We study the redundancies in the global spacetime description of the eternally inflating multiverse using the quantum extremal surface prescription. We argue that a sufficiently large spatial region in a bubble universe has an entanglement island surrounding it. Consequently, the semiclassical physics of the multiverse, which is all we need to make cosmological predictions, can be fully described by the fundamental degrees of freedom associated with certain finite spatial regions. The island arises due to mandatory collisions with collapsing bubbles, whose big crunch singularities indicate redundancies of the global spacetime description. The emergence of the island and the resulting reduction of independent degrees of freedom provides a regularization of infinities which caused the cosmological measure problem.

Figures (7)

• Figure 1: The multiverse as an entanglement castle. On a given Cauchy surface $\Xi$, the physics of the multiverse can be described by the fundamental degrees of freedom associated with the region $R \cup (\overline{R \cup I_\Xi})$, where $I_\Xi = D(I) \cap \Xi$ with $I$ being the (inverted) island of a partial Cauchy surface $R$.

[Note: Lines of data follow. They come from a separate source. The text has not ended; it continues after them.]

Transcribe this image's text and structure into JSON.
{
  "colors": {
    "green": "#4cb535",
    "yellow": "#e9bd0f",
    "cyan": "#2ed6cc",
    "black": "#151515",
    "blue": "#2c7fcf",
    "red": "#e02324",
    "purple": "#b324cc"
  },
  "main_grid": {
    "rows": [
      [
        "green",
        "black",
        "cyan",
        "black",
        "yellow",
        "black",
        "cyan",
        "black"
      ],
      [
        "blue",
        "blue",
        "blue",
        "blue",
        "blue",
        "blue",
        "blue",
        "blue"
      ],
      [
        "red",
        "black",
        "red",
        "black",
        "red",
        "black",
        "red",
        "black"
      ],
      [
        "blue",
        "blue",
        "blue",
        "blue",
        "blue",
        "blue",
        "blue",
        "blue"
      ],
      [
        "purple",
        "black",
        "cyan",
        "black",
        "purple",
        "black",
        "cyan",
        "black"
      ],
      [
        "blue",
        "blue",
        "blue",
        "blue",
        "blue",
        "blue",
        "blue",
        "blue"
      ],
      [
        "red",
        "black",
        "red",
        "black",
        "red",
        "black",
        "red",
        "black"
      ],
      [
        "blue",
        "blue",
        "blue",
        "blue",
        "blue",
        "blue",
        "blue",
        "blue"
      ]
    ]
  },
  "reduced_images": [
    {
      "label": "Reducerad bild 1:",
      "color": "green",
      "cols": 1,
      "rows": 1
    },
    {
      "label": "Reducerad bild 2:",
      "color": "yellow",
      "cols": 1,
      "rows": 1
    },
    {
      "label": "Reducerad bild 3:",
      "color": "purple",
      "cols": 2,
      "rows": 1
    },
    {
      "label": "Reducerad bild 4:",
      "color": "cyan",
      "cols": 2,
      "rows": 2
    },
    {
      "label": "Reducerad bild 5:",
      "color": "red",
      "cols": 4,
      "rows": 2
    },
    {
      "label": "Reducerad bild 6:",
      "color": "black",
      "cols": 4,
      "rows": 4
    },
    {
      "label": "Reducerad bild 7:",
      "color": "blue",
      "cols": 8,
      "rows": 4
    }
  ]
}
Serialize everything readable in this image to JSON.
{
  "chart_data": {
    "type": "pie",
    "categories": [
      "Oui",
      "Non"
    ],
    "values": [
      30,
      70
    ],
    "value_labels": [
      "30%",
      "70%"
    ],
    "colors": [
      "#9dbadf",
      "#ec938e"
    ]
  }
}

• Figure 2: A sketch of the Penrose diagram of the multiverse. We focus on an arbitrarily chosen bubble, which we call the central bubble. The central bubble is nucleated in a parent dS bubble and is surrounded by collapsing AdS bubbles which collide with it at late times.
• Figure 3: Generation of $S_{\rm bulk}$ by an accelerating domain wall. The blue and red lines are entanglement partners of each other. This results in the region $A$, shown in green, to have a large $S_{\rm bulk}$.
• Figure 4: Penrose diagram showing the region near the domain wall (yellow strip) separating the central dS/Minkowski and surrounding AdS bubbles at late times. The transverse directions corresponding to the hyperboloid $H_2$ have been suppressed. $\partial \Sigma'$ is a boundary of a partial Cauchy surface $\Sigma'$ and $k^\mu$, $l^\mu$ are future-directed null vectors orthogonal to it. Blue and red arrows indicate Unruh radiation and their partner modes, respectively, and the double line at the top of the AdS bubble represents the big crunch singularity. The signs of classical expansions $\theta_{k,l}$ are shown in green following the Bousso wedge convention Bousso:1999xy.
• Figure 5: A sketch of the construction of closed codimension-2 surface $\partial I'$. The central bubble and some of the surrounding AdS bubbles are depicted as the green and blue cones, respectively. The region $I'$ is defined as a partial Cauchy surface bounded by and outside $\partial I'$.